The buying process and the ‘ROPO’ effect

As part of the work we have been doing in Strategy around personalisation and the ‘buying’ process, I wanted to share some insights that may assist you when thinking of ways to deliver value for our clients.


Research Online, Purchase Offline or the ROPO effect.


The place of the offline (or in-store) interaction will always be significant, no matter how digital we become.

Do not get me wrong, online is where we need to be winning … BUT … offline is where the skills of your people and processes will drive your competitive advantage.

Statistics and reports show that emotionally connected customers (however small the connection is) are more than twice as valuable as highly satisfied customers.

Connections matter, we all need to feel connected.

Back to the ROPO effect.

ROPO describes the behaviour of customers (or users) that find out all the information they need about the product or service online, but make the final purchase in-store.

  • I am able to see, touch and try;
  • I get it immediately;
  • I am more certain about the fit / suitability;
  • I am more comfortable in-store


This is by no means a new concept, but I believe that the ROPO effect in its previous form describes the passive scenario of the customer starting the process.

The ROPO effect of tomorrow is about how you can trigger emotions proactively, to connect with customers and ‘prompt’ them to interact.


How you can blend your online strategy into everyday human interactions.
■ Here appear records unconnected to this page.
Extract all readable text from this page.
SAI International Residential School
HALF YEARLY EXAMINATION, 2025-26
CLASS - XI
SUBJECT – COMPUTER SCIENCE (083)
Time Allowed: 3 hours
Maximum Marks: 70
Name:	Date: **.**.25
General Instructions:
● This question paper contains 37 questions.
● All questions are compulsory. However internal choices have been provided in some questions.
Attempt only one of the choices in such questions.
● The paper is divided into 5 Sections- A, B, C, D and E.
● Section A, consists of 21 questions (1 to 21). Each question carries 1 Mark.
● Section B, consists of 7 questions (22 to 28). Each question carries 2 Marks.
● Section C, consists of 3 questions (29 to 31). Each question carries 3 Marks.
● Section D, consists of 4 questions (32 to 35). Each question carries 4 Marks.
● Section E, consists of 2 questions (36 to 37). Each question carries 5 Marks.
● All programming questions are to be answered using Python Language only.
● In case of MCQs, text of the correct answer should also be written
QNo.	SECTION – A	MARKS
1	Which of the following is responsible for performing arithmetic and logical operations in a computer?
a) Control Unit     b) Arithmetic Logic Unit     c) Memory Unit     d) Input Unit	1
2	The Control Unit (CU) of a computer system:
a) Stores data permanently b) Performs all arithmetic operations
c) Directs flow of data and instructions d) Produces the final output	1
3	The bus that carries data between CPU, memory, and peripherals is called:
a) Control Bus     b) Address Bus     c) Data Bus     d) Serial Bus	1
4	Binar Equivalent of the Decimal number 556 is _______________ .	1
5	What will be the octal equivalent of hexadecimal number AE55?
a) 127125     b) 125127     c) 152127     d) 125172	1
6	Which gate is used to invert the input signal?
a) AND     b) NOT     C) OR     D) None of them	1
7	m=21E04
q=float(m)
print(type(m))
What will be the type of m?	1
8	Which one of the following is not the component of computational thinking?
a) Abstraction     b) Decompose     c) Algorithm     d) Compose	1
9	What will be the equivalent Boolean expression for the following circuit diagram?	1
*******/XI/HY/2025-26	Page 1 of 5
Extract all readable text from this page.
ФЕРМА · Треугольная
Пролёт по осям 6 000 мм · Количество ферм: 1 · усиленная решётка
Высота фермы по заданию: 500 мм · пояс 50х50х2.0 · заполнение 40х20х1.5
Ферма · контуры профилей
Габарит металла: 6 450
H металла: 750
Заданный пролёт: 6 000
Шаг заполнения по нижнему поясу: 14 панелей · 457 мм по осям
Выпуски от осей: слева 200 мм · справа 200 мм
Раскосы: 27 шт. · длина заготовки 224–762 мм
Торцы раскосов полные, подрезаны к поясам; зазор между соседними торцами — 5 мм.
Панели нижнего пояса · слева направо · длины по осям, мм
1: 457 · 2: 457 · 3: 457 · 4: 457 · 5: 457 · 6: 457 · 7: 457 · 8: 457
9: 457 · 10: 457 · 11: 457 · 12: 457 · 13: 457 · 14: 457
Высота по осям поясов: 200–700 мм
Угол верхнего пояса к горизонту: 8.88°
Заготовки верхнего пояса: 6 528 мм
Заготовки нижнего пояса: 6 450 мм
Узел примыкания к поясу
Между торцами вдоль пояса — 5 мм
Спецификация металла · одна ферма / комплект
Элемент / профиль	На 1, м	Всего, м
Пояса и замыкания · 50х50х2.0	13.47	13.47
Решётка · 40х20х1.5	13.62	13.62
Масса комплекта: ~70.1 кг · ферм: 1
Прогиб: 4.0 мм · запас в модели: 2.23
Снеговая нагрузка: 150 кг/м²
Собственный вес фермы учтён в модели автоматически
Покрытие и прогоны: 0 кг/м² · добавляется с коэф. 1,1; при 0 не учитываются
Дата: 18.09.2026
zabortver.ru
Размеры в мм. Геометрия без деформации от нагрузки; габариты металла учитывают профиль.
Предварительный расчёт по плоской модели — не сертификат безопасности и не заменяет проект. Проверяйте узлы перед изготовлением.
How you can deliver advice, convenience and positive outcomes to your customers. How will you drive business metrics higher (increase reach, leads and conversions).


Customers research online before shopping, the research online while shopping and use the internet to shop locally, so how are you catering for this?

You have to take what you know about customer interactions that occur online (behaviours and patterns) and tailor the in-store experience to support these behaviours; the customer needs to feel like they are continuing the journey when they walk in-store, not starting it all over again.

Equally as important, you must use this in-store data, collected while customers are shopping and personalise your digital touchpoints.

“But we cannot track customers in-store.” … change that, fast.

Think personalised communication, interactive displays, click-and-collect, appointments or events, in-store connected apps, loyalty cards, POS systems, iPads, personalised in-store notifications / offers / specials, email and mobile message communication etc.


Australia provides a good customer experience, but it is not great.


There is a real opportunity for forward-thinking businesses to deliver an exceptional experience both online and offline.